Quatro dias apenas acordando e dormindo, com a mente ainda em transe e o corpo dolorido demais para fazer qualquer coisa.

Minha memória estava tão bagunçada que apenas deixava tudo quieto, com lampejos de cacos de vidro, sangue e desespero se misturando. Como um quebra-cabeça sendo montado lentamente, aos poucos as peças foram se encaixando e eu pude enfim me lembrar do que havia acontecido.

Apesar de me lembrar... não gostava de tocar naquilo. Então passei quase uma semana deitada tentando não pensar em nada. Às vezes eu conseguia, às vezes não, vinha lembranças de quando injetei a droga em mim mesma, eu quase sempre empurrava para a beirada da minha mente e deixava lá, fingindo que aquilo não havia acontecido.

Igual eu fazia com quase todas as coisas da minha vida.

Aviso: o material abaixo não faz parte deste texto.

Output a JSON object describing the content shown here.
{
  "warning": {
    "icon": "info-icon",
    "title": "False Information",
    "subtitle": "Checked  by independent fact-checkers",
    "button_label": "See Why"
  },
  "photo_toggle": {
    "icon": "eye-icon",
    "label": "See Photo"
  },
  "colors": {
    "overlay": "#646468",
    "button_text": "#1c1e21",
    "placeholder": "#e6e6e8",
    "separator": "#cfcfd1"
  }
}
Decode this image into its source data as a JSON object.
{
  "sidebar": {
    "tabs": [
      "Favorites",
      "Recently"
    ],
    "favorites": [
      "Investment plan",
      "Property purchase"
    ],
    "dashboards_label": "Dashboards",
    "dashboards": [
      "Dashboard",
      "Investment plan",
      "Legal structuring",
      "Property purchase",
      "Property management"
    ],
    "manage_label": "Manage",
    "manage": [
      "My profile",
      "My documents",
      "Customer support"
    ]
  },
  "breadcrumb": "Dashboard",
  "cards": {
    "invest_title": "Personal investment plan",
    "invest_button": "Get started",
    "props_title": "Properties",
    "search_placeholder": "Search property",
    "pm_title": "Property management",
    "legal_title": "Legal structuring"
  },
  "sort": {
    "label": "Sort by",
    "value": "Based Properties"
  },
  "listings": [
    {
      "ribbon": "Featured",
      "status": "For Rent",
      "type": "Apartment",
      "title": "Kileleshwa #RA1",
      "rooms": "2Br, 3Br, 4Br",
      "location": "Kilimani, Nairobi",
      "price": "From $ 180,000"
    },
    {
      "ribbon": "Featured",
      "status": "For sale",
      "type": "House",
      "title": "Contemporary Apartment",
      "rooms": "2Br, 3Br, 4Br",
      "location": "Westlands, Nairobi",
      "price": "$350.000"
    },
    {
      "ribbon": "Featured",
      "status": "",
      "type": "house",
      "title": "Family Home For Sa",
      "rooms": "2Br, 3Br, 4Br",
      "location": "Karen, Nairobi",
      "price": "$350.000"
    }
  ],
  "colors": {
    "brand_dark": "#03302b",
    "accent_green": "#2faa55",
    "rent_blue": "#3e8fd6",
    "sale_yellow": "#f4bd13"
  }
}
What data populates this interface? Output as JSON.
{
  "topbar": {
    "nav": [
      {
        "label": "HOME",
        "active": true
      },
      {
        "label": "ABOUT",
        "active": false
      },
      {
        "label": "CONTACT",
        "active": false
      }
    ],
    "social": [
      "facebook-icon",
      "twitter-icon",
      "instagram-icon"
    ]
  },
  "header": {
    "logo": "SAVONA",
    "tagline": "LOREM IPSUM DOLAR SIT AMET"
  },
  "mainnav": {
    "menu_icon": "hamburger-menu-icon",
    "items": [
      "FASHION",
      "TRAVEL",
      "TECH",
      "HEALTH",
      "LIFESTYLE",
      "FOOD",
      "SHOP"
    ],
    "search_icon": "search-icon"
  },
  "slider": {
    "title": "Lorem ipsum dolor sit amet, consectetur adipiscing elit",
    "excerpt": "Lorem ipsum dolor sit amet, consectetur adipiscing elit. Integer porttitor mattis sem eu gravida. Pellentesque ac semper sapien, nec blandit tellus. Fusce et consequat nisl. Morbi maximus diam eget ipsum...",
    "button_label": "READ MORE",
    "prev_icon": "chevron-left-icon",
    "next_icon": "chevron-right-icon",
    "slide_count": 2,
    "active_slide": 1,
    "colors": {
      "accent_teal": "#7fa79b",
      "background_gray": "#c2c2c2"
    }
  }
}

Escuto atenciosamente os passos vindo em direção ao quarto em que eu estava. E então a porta se abre, Ravi me encara. Os segundos se tornando minutos que se pareciam com horas.

— Você está acordada — Uma onda de alívio toma sua voz.

— Infelizmente — Forço um sorriso.

Ele ri.

— Bom saber que já está voltando ao normal.

Ravi dá uma olhada em mim me avaliando, ou melhor, checando.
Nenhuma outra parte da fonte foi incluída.